Le représentant des constructeurs a toutefois indiqué en audience qu'une taxe
compensatoire d'environ 60'000 fr. avait été payée au début des années 1980. Il
incombe par conséquent à la Municipalité de déterminer dans quelle mesure il
convient de prélever encore une telle contribution, compte tenu, le cas
échéant, de la somme déjà versée. Le permis de construire doit toutefois être
réformé afin de préciser cette condition supplémentaire.
7.
Les considérants qui précèdent conduisent à l'admission très partielle
du recours, dans la mesure où il est recevable. La décision de la Municipalité de Renens du 6 novembre 2013 est réformée en ce sens que le permis de construire
est délivré moyennant le versement d'une finance compensatoire (art. 141
quinquies RPE) à fixer par la Municipalité, sous réserve d'éventuels versements
antérieurs déjà effectués. La décision est confirmée pour le surplus.

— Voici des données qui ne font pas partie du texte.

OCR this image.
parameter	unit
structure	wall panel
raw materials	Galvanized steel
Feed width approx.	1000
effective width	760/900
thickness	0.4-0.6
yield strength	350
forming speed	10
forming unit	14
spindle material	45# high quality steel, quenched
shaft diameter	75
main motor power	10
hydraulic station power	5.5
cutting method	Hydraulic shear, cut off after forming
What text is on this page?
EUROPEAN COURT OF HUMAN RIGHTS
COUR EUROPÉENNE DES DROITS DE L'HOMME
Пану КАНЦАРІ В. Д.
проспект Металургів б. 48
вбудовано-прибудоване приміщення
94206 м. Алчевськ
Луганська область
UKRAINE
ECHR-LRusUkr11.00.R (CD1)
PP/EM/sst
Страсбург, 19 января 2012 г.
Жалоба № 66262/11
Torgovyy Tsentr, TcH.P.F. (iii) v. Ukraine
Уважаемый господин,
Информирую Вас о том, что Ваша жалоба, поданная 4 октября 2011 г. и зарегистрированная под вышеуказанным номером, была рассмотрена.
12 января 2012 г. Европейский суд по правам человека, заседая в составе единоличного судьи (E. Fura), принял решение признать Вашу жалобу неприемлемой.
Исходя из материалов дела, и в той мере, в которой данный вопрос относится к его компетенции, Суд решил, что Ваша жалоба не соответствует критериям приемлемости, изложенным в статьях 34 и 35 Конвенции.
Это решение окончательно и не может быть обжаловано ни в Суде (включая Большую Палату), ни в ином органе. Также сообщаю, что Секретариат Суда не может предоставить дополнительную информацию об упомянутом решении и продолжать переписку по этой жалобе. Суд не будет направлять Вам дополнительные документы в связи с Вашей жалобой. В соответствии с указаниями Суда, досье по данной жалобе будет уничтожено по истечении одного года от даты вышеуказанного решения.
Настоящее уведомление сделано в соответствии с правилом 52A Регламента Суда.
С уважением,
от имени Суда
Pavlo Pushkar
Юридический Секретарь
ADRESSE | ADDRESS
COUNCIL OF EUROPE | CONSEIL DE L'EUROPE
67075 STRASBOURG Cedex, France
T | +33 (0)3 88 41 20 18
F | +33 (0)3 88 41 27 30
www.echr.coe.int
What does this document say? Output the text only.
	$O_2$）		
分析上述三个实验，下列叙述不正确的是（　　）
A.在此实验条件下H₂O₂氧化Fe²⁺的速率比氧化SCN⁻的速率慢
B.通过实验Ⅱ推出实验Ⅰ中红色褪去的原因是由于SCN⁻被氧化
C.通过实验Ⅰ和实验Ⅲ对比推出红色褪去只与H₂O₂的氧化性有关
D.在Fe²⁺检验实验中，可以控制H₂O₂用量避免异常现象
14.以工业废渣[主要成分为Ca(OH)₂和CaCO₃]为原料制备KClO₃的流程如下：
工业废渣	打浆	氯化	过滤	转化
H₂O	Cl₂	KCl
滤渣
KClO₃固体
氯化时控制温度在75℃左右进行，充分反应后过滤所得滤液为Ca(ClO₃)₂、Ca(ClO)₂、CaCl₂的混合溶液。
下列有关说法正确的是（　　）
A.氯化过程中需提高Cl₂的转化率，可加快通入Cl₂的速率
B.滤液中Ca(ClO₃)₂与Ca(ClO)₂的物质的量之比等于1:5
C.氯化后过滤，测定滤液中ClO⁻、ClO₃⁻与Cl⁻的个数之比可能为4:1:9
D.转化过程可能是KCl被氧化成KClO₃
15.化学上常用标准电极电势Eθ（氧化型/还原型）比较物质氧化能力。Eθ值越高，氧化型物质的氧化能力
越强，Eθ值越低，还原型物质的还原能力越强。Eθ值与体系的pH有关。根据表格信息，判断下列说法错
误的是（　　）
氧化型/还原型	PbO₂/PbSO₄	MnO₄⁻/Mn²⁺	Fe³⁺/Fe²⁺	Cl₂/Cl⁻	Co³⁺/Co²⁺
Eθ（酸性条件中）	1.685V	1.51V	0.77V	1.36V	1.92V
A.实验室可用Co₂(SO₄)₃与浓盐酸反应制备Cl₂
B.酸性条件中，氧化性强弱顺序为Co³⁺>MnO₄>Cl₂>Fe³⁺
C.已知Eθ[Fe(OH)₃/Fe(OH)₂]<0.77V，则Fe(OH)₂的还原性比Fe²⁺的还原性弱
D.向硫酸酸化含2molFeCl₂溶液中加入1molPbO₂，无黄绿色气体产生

Succombant pour l'essentiel, les recourants supporteront l'émolument
judiciaire, ainsi qu'une indemnité à titre de dépens en faveur des
constructeurs, qui ont procédé avec l'assistance d'un mandataire professionnel
(art. 49, 55, 91 et 99 LPA-VD).
Par
ces motifs
la Cour de droit administratif et public
du Tribunal cantonal
arrête:
I.
Le recours est très partiellement admis, dans la mesure où il est
recevable.
II.
La décision de la Municipalité de Renens du 6 novembre 2013 est réformée
en ce sens que le permis de construire est délivré moyennant le versement d'une
finance compensatoire (art. 141 quinquies RPE) à fixer par la Municipalité, sous réserve d'éventuels versements antérieurs déjà effectués.
La décision de la Municipalité de Renens du 6 novembre 2013 est confirmée pour le surplus.
III.
L'émolument de justice, arrêté à 2'500 (deux mille cinq cents) francs,
est mis à la charge de Christian Widmer et d'Anne Apothéloz, débiteurs
solidaires.
IV.
Christian Widmer et Anne Apothéloz, débiteurs solidaires, verseront à
Sophie Guisan, Pierre-Henri Guisan et Thierry Guisan, créanciers solidaires,
une indemnité de 3'000 (trois mille) francs à titre de dépens.
Lausanne, le 11 mars 2015
La présidente: La
greffière:
Le présent arrêt est communiqué aux destinataires de
l'avis d'envoi ci-joint.
Il peut faire l'objet, dans les trente jours suivant sa
notification, d'un recours au Tribunal fédéral. Le recours en matière de droit
public s'exerce aux conditions des articles 82 ss de la loi du 17 juin 2005 sur
le Tribunal fédéral (LTF - RS 173.110), le recours constitutionnel subsidiaire
à celles des articles 113 ss LTF. Le mémoire de recours doit être rédigé dans
une langue officielle, indiquer les conclusions, les motifs et les moyens de
preuve, et être signé. Les motifs doivent exposer succinctement en quoi l’acte
attaqué viole le droit. Les pièces invoquées comme moyens de preuve doivent
être jointes au mémoire, pour autant qu’elles soient en mains de la partie; il
en va de même de la décision attaquée.